In 4th and 5th editions SR made efforts to bring the matrix into a form that is less unbelievable (i.e. not behind where we are now), while making hacking something you do while part of the party, as opposed to the old stereotype of the GM and hacker playing through that part of things while everyone else went to get pizza, then everyone else getting to do their thing while the hacker character played video games. I think they’ve done a semi-decent job with the play style issue, but a lot of people find the new matrix is simultaneously jarring because it is so different from what was in older editions, but still not believable. In Data Trails they kind of doubled down, putting in some cool new stuff for hacker types to experience and explore, while really straining the suspension of disbelief for some people.
(Personally, if I’m accepting trolls with fireballs flying out of their fingers, and an economy where shadowrunners are integral to how things work, accepting the matrix doesn’t really bother me. But perhaps because we actually have experience with computers and networks, a lot of people seem to want it to make sense based on what they know)

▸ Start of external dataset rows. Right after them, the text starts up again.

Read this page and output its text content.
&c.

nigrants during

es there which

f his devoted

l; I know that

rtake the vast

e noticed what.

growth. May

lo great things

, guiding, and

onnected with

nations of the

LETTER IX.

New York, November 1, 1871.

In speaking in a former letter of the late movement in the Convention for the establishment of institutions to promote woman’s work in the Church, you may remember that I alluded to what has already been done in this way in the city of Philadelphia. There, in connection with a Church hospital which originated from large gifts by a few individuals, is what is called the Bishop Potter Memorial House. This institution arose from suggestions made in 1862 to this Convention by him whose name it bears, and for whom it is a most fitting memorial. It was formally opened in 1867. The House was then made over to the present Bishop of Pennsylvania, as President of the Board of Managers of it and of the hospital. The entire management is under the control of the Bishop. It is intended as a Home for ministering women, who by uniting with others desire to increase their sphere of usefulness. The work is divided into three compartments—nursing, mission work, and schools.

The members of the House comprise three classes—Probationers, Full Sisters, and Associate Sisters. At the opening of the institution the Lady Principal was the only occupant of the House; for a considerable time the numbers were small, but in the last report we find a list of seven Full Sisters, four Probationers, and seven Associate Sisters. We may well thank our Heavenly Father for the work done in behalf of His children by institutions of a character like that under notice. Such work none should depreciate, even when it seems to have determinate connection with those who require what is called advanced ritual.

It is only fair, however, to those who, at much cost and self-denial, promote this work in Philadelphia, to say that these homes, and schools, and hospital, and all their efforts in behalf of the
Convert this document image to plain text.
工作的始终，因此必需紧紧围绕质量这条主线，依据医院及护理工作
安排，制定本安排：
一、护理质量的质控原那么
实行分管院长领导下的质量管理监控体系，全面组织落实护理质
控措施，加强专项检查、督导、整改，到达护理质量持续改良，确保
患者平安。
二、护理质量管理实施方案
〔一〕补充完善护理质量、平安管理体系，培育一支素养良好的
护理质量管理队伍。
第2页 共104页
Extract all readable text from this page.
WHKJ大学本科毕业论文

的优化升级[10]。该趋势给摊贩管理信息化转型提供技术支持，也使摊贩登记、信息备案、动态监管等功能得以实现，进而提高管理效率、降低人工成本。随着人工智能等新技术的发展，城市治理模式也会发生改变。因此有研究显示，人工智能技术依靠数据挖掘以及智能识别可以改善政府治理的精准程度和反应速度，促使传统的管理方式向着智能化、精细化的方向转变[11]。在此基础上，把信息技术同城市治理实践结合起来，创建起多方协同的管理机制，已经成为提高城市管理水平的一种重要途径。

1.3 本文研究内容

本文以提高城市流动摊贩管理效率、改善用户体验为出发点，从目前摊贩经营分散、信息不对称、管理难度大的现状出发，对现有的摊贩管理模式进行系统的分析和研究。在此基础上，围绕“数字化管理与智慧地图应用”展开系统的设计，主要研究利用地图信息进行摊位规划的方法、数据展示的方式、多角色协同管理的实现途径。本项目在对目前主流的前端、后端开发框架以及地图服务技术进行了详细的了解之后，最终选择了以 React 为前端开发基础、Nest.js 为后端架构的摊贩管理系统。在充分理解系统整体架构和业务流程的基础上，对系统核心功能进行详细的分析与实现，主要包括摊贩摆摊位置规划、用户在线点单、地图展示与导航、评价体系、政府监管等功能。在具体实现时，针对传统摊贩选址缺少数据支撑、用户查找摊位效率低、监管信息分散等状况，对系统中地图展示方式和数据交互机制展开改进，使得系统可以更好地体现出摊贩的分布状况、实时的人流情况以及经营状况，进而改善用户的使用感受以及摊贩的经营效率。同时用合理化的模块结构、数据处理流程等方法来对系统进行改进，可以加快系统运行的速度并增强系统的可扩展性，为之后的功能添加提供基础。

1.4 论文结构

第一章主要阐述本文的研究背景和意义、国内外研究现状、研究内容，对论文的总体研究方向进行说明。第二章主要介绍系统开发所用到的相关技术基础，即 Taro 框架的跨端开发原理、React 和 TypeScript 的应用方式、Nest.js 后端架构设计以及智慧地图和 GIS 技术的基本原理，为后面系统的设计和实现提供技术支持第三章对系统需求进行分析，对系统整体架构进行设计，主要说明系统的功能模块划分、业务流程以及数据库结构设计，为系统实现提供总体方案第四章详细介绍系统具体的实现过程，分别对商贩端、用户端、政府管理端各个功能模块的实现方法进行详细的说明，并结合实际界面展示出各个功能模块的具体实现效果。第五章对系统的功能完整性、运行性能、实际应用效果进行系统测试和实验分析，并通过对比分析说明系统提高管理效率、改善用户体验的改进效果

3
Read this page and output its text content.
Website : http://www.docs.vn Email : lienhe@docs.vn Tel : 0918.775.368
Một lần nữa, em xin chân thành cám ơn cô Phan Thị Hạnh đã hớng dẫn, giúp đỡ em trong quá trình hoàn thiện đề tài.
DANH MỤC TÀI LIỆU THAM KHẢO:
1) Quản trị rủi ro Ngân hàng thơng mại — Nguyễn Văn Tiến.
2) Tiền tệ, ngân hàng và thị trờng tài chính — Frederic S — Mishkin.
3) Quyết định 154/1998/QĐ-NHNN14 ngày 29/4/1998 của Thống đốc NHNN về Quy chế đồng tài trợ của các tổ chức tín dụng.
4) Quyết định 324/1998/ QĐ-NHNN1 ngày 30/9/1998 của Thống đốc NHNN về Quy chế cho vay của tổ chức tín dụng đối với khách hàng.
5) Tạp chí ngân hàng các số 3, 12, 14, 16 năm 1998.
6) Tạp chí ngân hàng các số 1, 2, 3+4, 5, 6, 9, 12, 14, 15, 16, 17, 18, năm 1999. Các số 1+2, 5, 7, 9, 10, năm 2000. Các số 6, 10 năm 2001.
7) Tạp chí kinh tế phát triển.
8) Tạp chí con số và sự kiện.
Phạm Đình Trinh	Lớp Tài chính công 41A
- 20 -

As for the combat scene, I think the answer if very much “it depends.” There are sufficient tactical and strategic options in SR that a combat can play out in very many different ways. If everyone grabs cover and uses full defense and neither side has a real superiority in magic or drones, then it could drag out for quite a while. Meanwhile one big fireball might end it almost instantly. What you tend not to have is situations where one side has the clear advantage, but it just takes a lot of back and forth rolls to whittle the other side down—at least compared to a lot of other game systems. Combat can be pretty dynamic, at least if both sides put their minds to it.
Worth noting, perhaps, is that as each action can involve an attack roll, a defense roll, and a damage soak roll (and if it is a spell there will also be a drain soak test), each of which likely involves rolling 10+ dice and looking for the ones that come up five or six. In other words, the mechanics of the game are not especially speedy. On the other hand because the rolls pack a a fair bit of information (how many successes, is the roll a glitch, compared to a simple pass/fail or fumble/fail/succeed/crit scale), personally, I find the dice rolling a far more interesting part of SR than most games.